Marmara Denizi, son yıllarda karşılaştığı çevresel sorunlar sebebiyle pek çok farklı tehdit ile mücadele ediyor. Bunlardan biri de denizin yüzeyini kaplayan ve halk arasında 'deniz salyası' olarak bilinen müsilajdır. Müsilaj, özellikle yaz aylarında su sıcaklıklarının artmasıyla birlikte çoğalan bir biyomasa türüdür. Suyla birlikte yüzeyde birikmesi, suyun ekosistem dengesini bozmanın yanı sıra, balıkların yaşam alanlarını da olumsuz etkilemektedir. Balıkçılar, tüketiciler ve bilim insanları, müsilajın balık etine olan olumsuz etkileri konusunda endişeler taşıyor.

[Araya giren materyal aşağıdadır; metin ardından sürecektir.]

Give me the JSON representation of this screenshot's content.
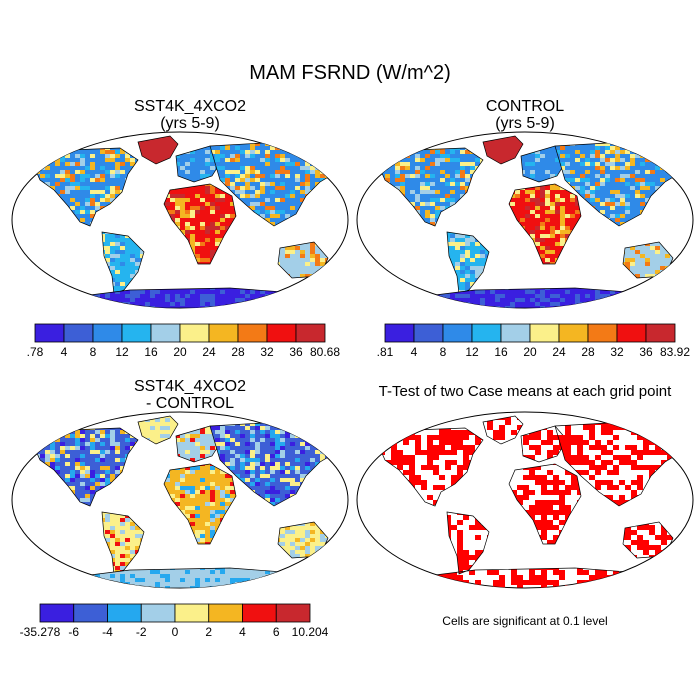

Marmara Denizi'nde görülen müsilaj, aslında deniz canlılarının atıkları, planktonlar ve mikroalglerin birleşimiyle oluşan bir jel benzeri madde olarak tanımlanabilir. Bu durum, deniz suyundaki fazla besin maddelerinin (nitrojen ve fosfor gibi) artışıyla tetiklenir. Ana gerekçe ise, tarımda kullanılan gübrelerin, evsel atıkların ve sanayi sularının denize karışmasıdır. Özellikle sanayileşme ve tarımsal faaliyetlerin artması, deniz ekosistemine zarar vererek müsilaj oluşumunu hızlandırmıştır. Müsilaj, yüzeyde bir tabaka oluşturduğu için, güneş ışığını su altına geçiremiyor ve bu da derin deniz bitkilerinin fotosentez yapabilme yetisini azaltıyor.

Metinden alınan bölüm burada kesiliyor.